I am thinking about the western U.S. drying up, and I wonder whether it would help to pump massive amounts of ocean water into a large natural or artificial basin somewhere in Nevada.  This would obviously not be the more authentically natural move, at least not in the sense of leaving things as we found them; then again, if it counteracted our abuse of fresh water sources, maybe it would be authentically natural enough.

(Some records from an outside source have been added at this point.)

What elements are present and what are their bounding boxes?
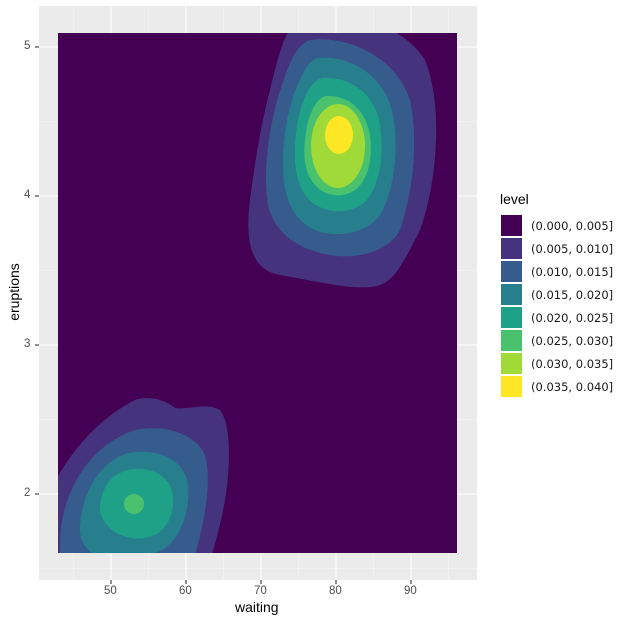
- y-axis-title: eruptions: [6, 263, 22, 321]
- legend-label: (0.035, 0.040]: [531, 379, 614, 394]
- legend-swatch: [500, 214, 523, 237]
- legend-swatch: [500, 306, 523, 329]
- legend-swatch: [500, 329, 523, 352]
- legend-label: (0.005, 0.010]: [531, 241, 614, 256]
- legend-label: (0.020, 0.025]: [531, 310, 614, 325]
- legend-swatch: [500, 375, 523, 398]
- x-tick-label: 80: [329, 585, 342, 597]
- x-axis-title: waiting: [235, 599, 279, 615]
- legend-label: (0.030, 0.035]: [531, 356, 614, 371]
- legend-item: (0.025, 0.030]: [500, 329, 613, 352]
- y-tick-label: 3: [24, 338, 31, 350]
- x-tick-label: 70: [254, 585, 267, 597]
- legend-swatch: [500, 352, 523, 375]
- x-tick-label: 60: [179, 585, 192, 597]
- legend-swatch: [500, 237, 523, 260]
- legend-label: (0.025, 0.030]: [531, 333, 614, 348]
- legend-item: (0.020, 0.025]: [500, 306, 613, 329]
- x-tick-label: 90: [404, 585, 417, 597]
- legend-title: level: [500, 191, 529, 207]
- legend-item: (0.000, 0.005]: [500, 214, 613, 237]
- legend-swatch: [500, 260, 523, 283]
- x-ticks: [110, 580, 412, 584]
- legend-swatch: [500, 283, 523, 306]
- legend: level (0.000, 0.005] (0.005, 0.010] (0.0…: [500, 191, 613, 398]
- legend-label: (0.000, 0.005]: [531, 218, 614, 233]
- legend-item: (0.010, 0.015]: [500, 260, 613, 283]
- legend-item: (0.030, 0.035]: [500, 352, 613, 375]
- y-ticks: [35, 46, 39, 495]
- y-tick-label: 5: [24, 40, 31, 52]
- legend-item: (0.015, 0.020]: [500, 283, 613, 306]
- legend-label: (0.015, 0.020]: [531, 287, 614, 302]
- legend-label: (0.010, 0.015]: [531, 264, 614, 279]
- y-tick-label: 4: [24, 189, 31, 201]
- legend-item: (0.005, 0.010]: [500, 237, 613, 260]
- density-raster: [58, 33, 457, 553]
- y-tick-label: 2: [24, 487, 31, 499]
- x-tick-label: 50: [104, 585, 117, 597]
- legend-item: (0.035, 0.040]: [500, 375, 613, 398]
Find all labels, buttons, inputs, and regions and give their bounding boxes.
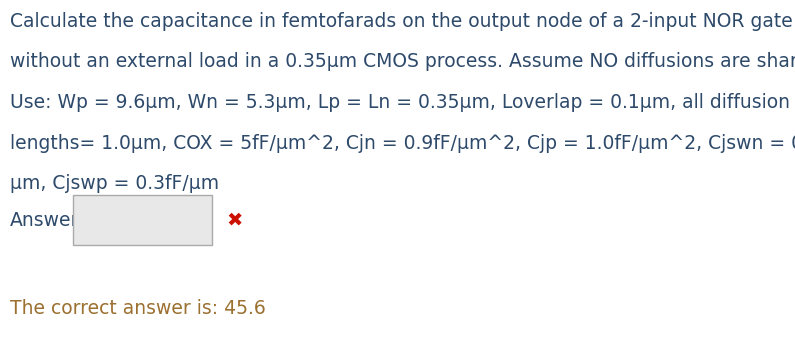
FancyBboxPatch shape bbox=[73, 195, 212, 245]
Text: ✖: ✖ bbox=[227, 211, 243, 230]
Text: Answer:: Answer: bbox=[10, 211, 86, 230]
Text: Use: Wp = 9.6μm, Wn = 5.3μm, Lp = Ln = 0.35μm, Loverlap = 0.1μm, all diffusion: Use: Wp = 9.6μm, Wn = 5.3μm, Lp = Ln = 0… bbox=[10, 93, 790, 112]
Text: without an external load in a 0.35μm CMOS process. Assume NO diffusions are shar: without an external load in a 0.35μm CMO… bbox=[10, 52, 795, 71]
Text: μm, Cjswp = 0.3fF/μm: μm, Cjswp = 0.3fF/μm bbox=[10, 174, 219, 193]
Text: lengths= 1.0μm, COX = 5fF/μm^2, Cjn = 0.9fF/μm^2, Cjp = 1.0fF/μm^2, Cjswn = 0.2f: lengths= 1.0μm, COX = 5fF/μm^2, Cjn = 0.… bbox=[10, 134, 795, 153]
Text: Calculate the capacitance in femtofarads on the output node of a 2-input NOR gat: Calculate the capacitance in femtofarads… bbox=[10, 12, 793, 31]
Text: The correct answer is: 45.6: The correct answer is: 45.6 bbox=[10, 299, 266, 318]
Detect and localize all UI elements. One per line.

The purpose of this pumping effort would be to create an inland sea from which water could evaporate in such quantities as to provoke rainstorms further east.  And that’s my question, or questions.  Lake-effect rain and snow works on the lee side of the Great Lakes.  I am guessing that the Great Salt Lake may be the source of some of the snow on the Wasatch Range.  Do Lake Tahoe and Salton Sea not feed moisture into the atmosphere, or are they just not big enough to make a noticeable difference downwind?  (Or maybe they do, and I just haven’t heard about it.)  How big a salt lake would it take to produce a green streak eastwards?  Could the power of the ocean waves drive a pump that would shove water up over the Sierra Nevada, or would they have to build a power plant to feed enough water to stay ahead of the rates of evaporation and seepage into the ground?  Would the seeping water carry its salt with it, and if so, how far?  Presumably the salt left behind would create a salt flat when/if the salt lake ultimately dried up; would this then create a permanent lifeless zone?  Could they build a glass lid over the lake, so as to trap evaporating water into tanks for pumping or shipping elsewhere in the West?  If they went in the greenhouse direction, could they design the lake as a massive irrigated space, with troughs that would capture the salt and a forest of leafy plants between the troughs, so as to create some sort of tropical ecosystem?

Unanswered Question: Tree Leaves

Why do trees sometimes drop all of their leaves at once?  Some trees, some years, lose almost all their leaves in a single day.  Why?